Washington baseball bid gets new life
Tuesday, Dec. 21, 2004 | 11:11 a.m.
SUN STAFF AND WIRE REPORTS
WASHINGTON -- Major League Baseball in the nation's capital may not be dead, after all.
After a day of negotiations among the mayor's office, baseball officials and the head of the District of Columbia city council, government leaders announced an agreement Monday night they said would revive a deal to move baseball's Montreal Expos to Washington.
The council was to vote on the revised package today.

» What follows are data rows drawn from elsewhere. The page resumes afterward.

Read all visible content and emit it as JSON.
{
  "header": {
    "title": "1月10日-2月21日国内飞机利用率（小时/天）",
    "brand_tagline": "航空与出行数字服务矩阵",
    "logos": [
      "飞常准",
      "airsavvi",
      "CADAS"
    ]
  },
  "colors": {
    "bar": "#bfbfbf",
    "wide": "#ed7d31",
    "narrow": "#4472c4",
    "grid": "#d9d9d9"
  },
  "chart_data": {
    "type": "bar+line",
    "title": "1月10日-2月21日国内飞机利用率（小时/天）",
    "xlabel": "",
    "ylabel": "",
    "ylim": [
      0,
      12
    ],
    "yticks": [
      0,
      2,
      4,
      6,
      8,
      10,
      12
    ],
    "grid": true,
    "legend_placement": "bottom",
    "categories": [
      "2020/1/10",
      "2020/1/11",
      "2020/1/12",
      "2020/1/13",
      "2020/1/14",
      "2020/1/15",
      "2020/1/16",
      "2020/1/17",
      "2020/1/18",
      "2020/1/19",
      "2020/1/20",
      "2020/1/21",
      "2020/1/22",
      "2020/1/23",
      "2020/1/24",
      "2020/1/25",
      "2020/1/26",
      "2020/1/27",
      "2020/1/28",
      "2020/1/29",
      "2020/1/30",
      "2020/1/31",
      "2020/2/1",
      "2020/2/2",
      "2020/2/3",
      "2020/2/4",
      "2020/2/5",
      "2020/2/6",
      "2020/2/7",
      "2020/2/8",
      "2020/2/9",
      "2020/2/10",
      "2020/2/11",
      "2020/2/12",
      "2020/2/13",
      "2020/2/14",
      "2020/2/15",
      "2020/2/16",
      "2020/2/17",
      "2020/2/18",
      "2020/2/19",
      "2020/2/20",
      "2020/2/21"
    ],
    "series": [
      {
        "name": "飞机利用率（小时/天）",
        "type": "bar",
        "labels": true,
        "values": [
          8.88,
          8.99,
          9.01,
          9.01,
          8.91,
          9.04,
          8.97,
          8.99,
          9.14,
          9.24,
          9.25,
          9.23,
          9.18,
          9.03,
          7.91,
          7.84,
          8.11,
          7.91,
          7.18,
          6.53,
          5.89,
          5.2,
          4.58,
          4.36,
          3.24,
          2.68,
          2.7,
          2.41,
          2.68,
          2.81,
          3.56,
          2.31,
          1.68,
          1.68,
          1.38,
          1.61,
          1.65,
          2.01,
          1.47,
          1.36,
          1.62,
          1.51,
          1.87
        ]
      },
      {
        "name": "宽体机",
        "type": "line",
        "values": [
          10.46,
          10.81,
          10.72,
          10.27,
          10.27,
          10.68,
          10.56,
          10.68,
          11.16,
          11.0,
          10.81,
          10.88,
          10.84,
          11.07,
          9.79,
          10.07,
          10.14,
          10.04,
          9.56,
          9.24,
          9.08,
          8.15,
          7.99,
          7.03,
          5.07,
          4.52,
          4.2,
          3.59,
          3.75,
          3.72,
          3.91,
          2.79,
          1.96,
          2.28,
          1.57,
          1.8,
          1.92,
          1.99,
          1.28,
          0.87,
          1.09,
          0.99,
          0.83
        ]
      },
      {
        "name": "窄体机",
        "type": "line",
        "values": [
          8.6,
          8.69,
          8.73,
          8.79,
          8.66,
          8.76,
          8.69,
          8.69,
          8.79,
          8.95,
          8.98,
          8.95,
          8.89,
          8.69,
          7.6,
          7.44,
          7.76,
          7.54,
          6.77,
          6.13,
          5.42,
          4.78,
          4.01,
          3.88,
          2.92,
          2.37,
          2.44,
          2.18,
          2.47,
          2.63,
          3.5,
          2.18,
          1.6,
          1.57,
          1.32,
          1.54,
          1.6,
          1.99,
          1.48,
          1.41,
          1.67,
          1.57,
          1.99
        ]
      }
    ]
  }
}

At a meeting this morning, the council had yet to take up the issue.
Las Vegas was originally in the running for the Expos, and local officials have noted that should the deal in Washington fall apart, Las Vegas could be next in line.
Las Vegas Mayor Oscar Goodman, however, dismissed the situation in the nation's capital this morning.
"I wish Washington well," Goodman said, adding that the developments are "absolutely not" a setback for his efforts to bring baseball to Las Vegas. "We have so much planning to do it's almost a blessing."
Since a private group bid to bring the Expos to Las Vegas, several other groups have surfaced and Goodman has been in the forefront of the effort.
The mayor met with Hall of Famer Reggie Jackson on Monday. Jackson, a part-time Las Vegas resident, has a group of investors trying to buy a franchise. A number of small-market teams have been mentioned as possibilities for being sold, moved or both.
"Baseball has indicated we're next in line. It's a non-issue as far as I'm concerned," Goodman said of the Washington situation. "There's plenty of action in baseball."
In Washington, the compromise reached by Mayor Anthony A. Williams, D.C. Council Chairman Linda W. Cropp and baseball officials appears to have settled remaining problems, assuming the council approves the deal. The plan allows private financing for a 41,000-seat stadium on the Anacostia River south of the Capitol but would eliminate a provision voiding the deal if private financing isn't found.
Estimates for the project, which includes land acquisition, street improvements, infrastructure upgrades and refurbishing RFK Stadium, start at $435 million.
The revised deal also splits the liability for cost overruns and missed construction deadlines evenly between the city and Major League Baseball, Williams spokesman Chris Bender said.
Last week, the council approved a Cropp-sponsored requirement that private money cover at least half the cost of actual stadium construction, now estimated at $249 million. Baseball rejected that provision and halted promotional, marketing and sales operations for the team, which would be renamed the Nationals.
The city faces a Dec. 31 deadline to have a financing law in place consistent with the September agreement signed by the team and Williams.
Under the accord, Williams' office would keep the council informed on all private funding proposals it receives. In return, Cropp agreed to drop the provision she inserted last week that would void the deal if the city couldn't find private financing.
"We remain hopeful that the council will pass legislation consistent with the stadium agreement so we can move forward with the Nationals in D.C.," said Bob DuPuy, baseball's chief operating officer, who negotiated by telephone from New York.
The effort to bring Major League Baseball back to the capital 33 years after the expansion Washington Senators became the Texas Rangers has been controversial.
A poll published by the Washington Post on Monday found that 56 percent of city residents surveyed favored private funding to pay for half the cost of a baseball stadium. Nearly 53 percent favored the private funding requirement, which wasn't part of the city's talks with baseball owners, even if it led owners to move the Expos elsewhere.